CUTS

Physical risks are inherently defined by the physical environment. Cyber security risks are similarly defined by the combined physical and electronic environment. However, unlike the in- creased risk from speed in the rain on the highway at night, the dimensions of both the combined environment and the nature of the underlying risks are not so obvious. Physical risks are often transparent, and inherently aligned with human information processing capacity: contextual, often visual, and at a pace that fits well within a human narrative. In contrast, cyber risks are ill-suited for human risk perception: either they are literally invisible or identified in a decontextualized manner. There is a critical need in computer security to communicate risks and thereby enable informed decisions by average, non-expert computer users.

Thus the design of the current research prototype includes four lines of development:

Risk Context Analysis- Creating the ability to identify a user risk context from intrinsic (user activity, history, and known network entities) and extrinsic (system configuration, location, network details) factors.

Automatic Context Response- Automatically adapt system actions and configuration to the changing context, to reduce cognitive overload on the user by taking non-controversial actions without involving the human.

Metaphorical Risk Communication- Ability to convey risk factors of a particular context to the user in narrative form consistent with the users' mental model that will be quickly and effectively understood.

Intelligent Communication- Engaging the user effectively and infrequently, appropriately, and only for the time necessary to communicate.

Five Guidelines

First, implement high security defaults and then automatically decrease them as feasible.

Second, make it possible to override these in a simple automated manner, with a single click.
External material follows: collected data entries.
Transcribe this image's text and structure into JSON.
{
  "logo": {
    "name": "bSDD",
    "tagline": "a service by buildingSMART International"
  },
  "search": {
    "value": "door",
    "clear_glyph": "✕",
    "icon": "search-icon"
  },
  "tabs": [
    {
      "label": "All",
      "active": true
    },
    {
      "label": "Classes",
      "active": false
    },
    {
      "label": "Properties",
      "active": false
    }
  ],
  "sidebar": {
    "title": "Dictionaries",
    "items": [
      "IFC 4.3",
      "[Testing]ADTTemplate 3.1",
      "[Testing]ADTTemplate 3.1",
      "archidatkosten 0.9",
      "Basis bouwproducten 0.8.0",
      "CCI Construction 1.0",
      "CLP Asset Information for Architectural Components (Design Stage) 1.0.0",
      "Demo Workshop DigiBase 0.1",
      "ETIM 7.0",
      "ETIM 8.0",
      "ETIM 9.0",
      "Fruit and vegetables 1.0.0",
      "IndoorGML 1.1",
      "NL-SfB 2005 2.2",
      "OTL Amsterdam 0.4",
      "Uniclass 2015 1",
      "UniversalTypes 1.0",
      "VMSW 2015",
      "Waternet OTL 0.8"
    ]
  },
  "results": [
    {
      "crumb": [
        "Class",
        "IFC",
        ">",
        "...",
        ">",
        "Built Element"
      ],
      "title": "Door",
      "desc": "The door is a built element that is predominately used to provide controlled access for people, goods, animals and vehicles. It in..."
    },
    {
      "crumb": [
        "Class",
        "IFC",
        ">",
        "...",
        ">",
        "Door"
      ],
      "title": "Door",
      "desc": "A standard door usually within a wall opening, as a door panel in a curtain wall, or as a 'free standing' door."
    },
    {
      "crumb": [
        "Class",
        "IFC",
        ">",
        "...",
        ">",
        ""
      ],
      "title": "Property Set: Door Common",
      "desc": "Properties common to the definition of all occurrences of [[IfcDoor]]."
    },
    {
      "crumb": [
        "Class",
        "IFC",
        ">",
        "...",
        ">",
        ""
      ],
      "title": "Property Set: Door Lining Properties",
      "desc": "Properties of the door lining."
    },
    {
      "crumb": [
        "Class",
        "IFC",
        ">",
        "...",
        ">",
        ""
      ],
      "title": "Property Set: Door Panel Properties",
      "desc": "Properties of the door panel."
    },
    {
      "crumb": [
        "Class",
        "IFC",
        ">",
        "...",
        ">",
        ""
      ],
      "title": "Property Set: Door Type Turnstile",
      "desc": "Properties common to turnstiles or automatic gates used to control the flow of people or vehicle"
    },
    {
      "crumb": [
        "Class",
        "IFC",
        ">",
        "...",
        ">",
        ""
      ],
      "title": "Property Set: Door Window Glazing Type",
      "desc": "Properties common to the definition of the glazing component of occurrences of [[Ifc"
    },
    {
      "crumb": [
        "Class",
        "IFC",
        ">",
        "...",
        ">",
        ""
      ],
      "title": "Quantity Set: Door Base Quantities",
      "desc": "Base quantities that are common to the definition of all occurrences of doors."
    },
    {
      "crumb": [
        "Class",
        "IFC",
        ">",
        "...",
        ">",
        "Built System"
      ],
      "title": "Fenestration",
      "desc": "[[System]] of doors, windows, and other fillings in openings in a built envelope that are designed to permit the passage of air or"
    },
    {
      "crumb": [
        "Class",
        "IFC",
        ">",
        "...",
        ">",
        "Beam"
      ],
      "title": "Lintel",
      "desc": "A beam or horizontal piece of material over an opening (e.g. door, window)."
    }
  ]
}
However, require the individual to experience either highly personalized or demographically targeted (based on information available to the system) risk communication. Thus individuals can take risks but they do so knowingly.

Third, personalize security for the context. Some situations require temporary disarmament by the individual. One example is connecting to a commercial wireless service in an airport. Scripts must be enabled, and active advertisements accepted. Third party cookies are required. In this case the individual is required to accept high levels of risk in the interests of the party controlling the connectivity. Recall these contexts. Isolate as much of the machine as possible, and clean the machine on context changes. In contrast, some situations require the highest levels of security. Some of those can be recognized by the client machine. Examples include entering authentication credentials previously used in a financial context into a non-banking site, installing downloaded software, or entering critical information in a recently created site, i.e. Social Security Numbers or bank account numbers.

Fourth, personalize security for the individual. A translucent design utilizes history and automated intelligence to provide contextual security setting and minimize individual risk. Intelligent secure interactions observe individual security behaviors by enabling individuals to disable even when security is recommended, but also implements the most stringent security settings the individual will tolerate in a given context.

Fifth, use social context not only in the interest of advertisers but also in the interest of the individual. This implies observing histories of interactions (locally) as well as histories of simple clicks. Please do note that this does not imply or require reporting all of these to some centralized surveillance entity.